I recently read an interesting post on medium.com entitled: It’s Time to Dump Photoshop and Embrace Sketch: The quest to find a lightweight, focused alternative to Photoshop for UI/UX designers. It was interesting as only that day that I had been venting on Twitter:
I mean, in the responsive web world is photoshop even useful for webdesign planning any more? It's a hindrance more than a help.
— JonWalmsley (@UXJon) November 19, 2013
However I think that the suggestion to move from Photoshop to Sketch for doing UI design is only kicking the can down the street and not dealing with it while it’s in-front of you.
That Medium post makes the classic web design mistake of coming up with a solution and then trying to tweak that solution when what you should be doing is looking at the main problem in the first place and deciding how to address that. This is known as the X-Y Problem – having decided that Y isn’t quite the solution to X you then look for other ways to do Y, when you should be looking at X itself and working from there.
So what is the problem?
In this situation the problem is twofold.
Photoshop isn’t a web design tool
The first issue has been discussed many times before: Using a design tool – in particular Photoshop – to create a web UI isn’t compatible with web design in the responsive and multiple-device web world we are now in. Photoshop is the main issue here. The clue is in the name; it is designed for editing photographs. It does other design stuff (possibly too much, as the Medium article points out) but it is still built for one purpose and being used for something else. The issue is still present with other tools to a greater or lesser extent.
The responsive web doesn’t exist in one fixed dimension so in order to accommodate the fluid nature of the web you’d need to create multiple Photoshop files. Once you start creating more than one design file that introduces a large overhead of maintenance and potential for contradictions and omissions. Sure, decent designers would be aware of this and are capable of managing this risk, but it exists none-the-less. You can’t design how a UI will look when you don’t know what it is going to be used on.
However, there is more to designing a web UI than having to consider various breakpoints, bringing me onto my second point.
A design tool is still a tool
A tool being an instrument to be used for actioning a specific task. This is the main problem with any design tool; it is a single entity for creating a design. What are these designs going to be used for? Will they be shown to various project stakeholders to see if they like it? Will they be used for slicing up and creating full front-end templates? Will they be used as conversation aids within the development team before build?
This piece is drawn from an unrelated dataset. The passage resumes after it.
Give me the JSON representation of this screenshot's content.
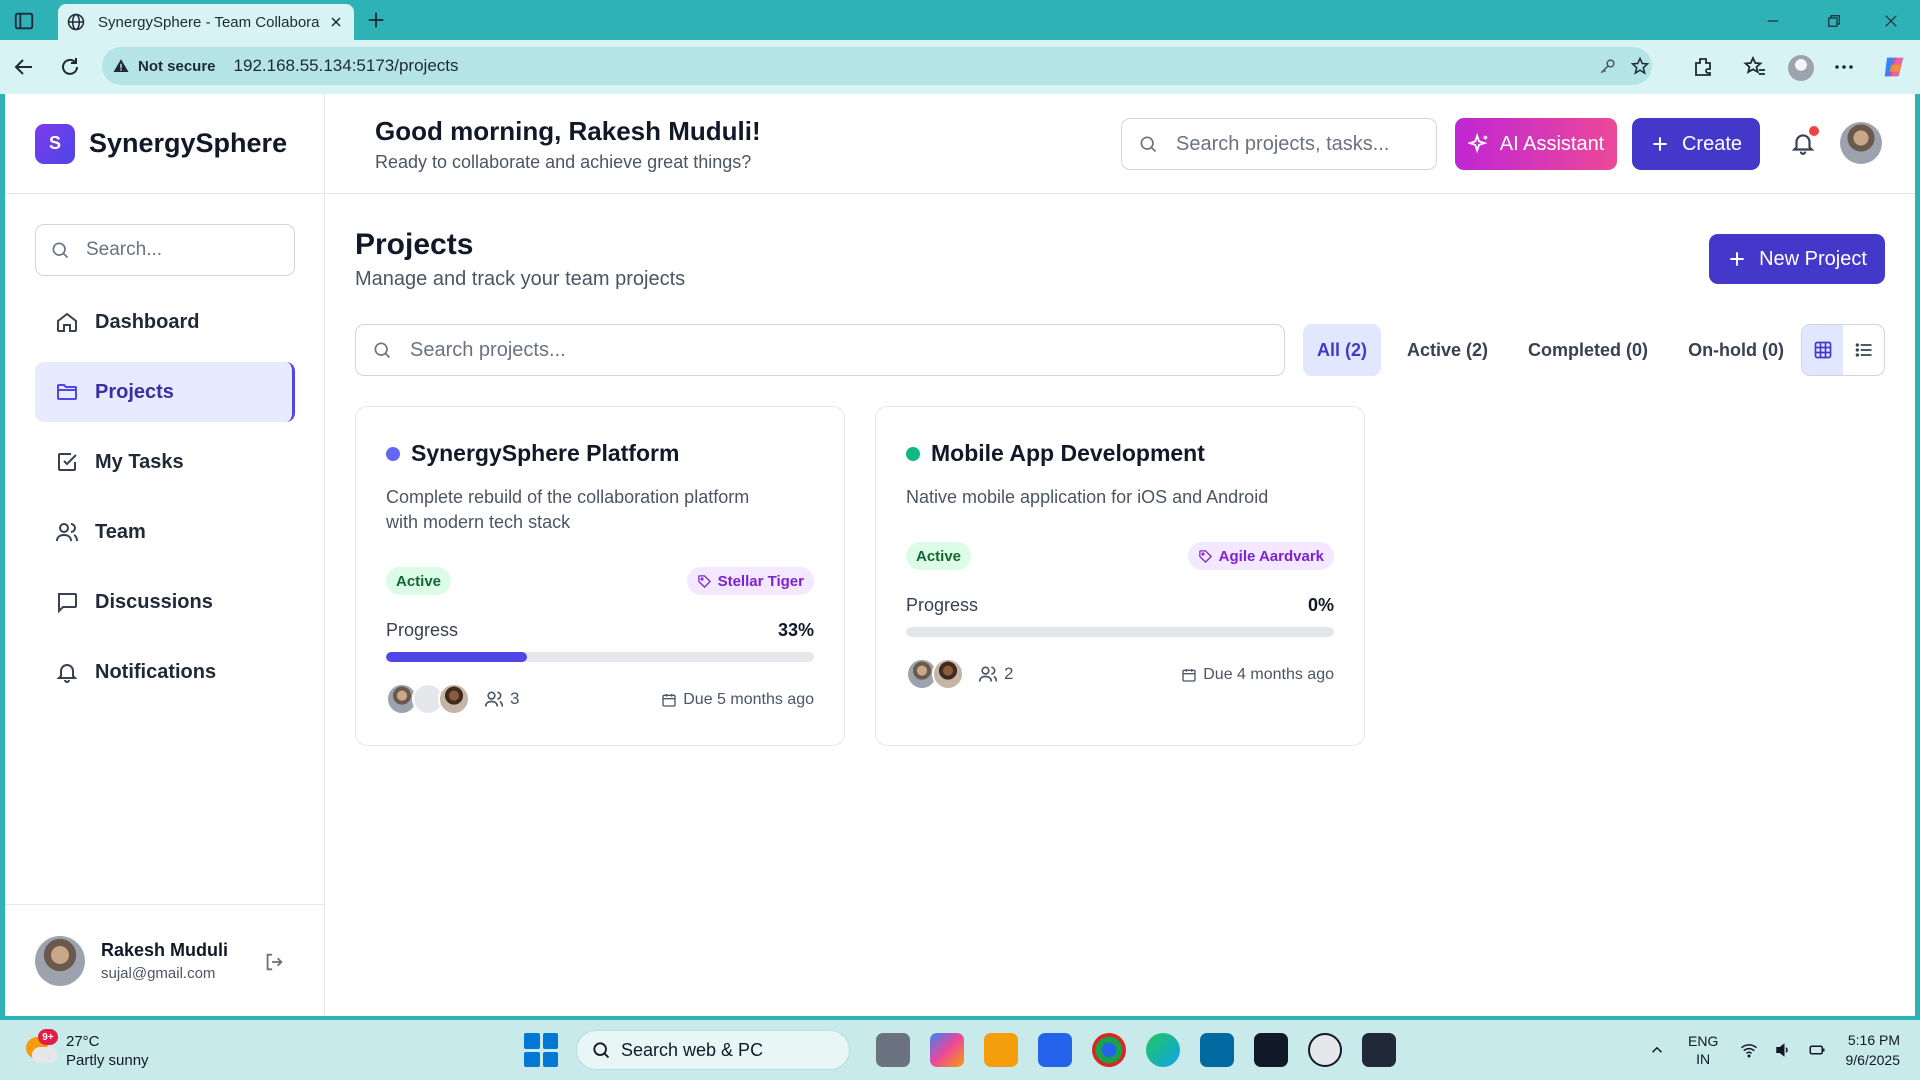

If it is any of these reasons then I believe this is the wrong use. The problem is that once you have a design then you have something to aim for. And this isn’t always ideal. You’re basically working backwards; starting with a design and then trying to achieve it. This is a problem because you can never reach that design as every device will display differently. Different sizes, different OS’s, different assistive technologies… You can’t aim for something that cannot exist.
What happens when you start building to these designs and find that the menu text doesn’t fit on a portrait Nexus 5? Well you have to go off-piste against the designs in order to accommodate that quirk, or make changes to the designs. Then you’ll find that IE8 adds in extra padding around assets that you weren’t expecting, so you have to either tweak the designs again or you have to tweak the code to get it to display as per the designs. And on you go, compromising your way to a finished product that may or may not match the intended goal the designs presented.
What is the alternative?
Perhaps a better option is to come at the design from the other end.
Don’t create a visual for you (or anyone) to aim at; define the problem and then build the whole solution together; Design, development, stakeholders, usability practitioners, Infrastructure teams… Everyone who has an involvement in the project. Your end goal should be to meet the project requirements, not to meet a pre-made design decision.
Creating a design using a design tool is a hangover from the over-the-wall mentality of web design. Don’t create a spec and throw it over-the-wall to the design team. Don’t create the designs and throw it over-the-wall to the stakeholders for approval. Don’t create something separately that has to be interpreted and converted into the final layout and design; build the layout, design and website itself with everybody involved. Call it Agile, Lean UX, whatever you like, but designing a website in Photoshop and trying to build it is something we should be trying to get away from as a whole concept, we shouldn’t just be searching for a Photoshop replacement.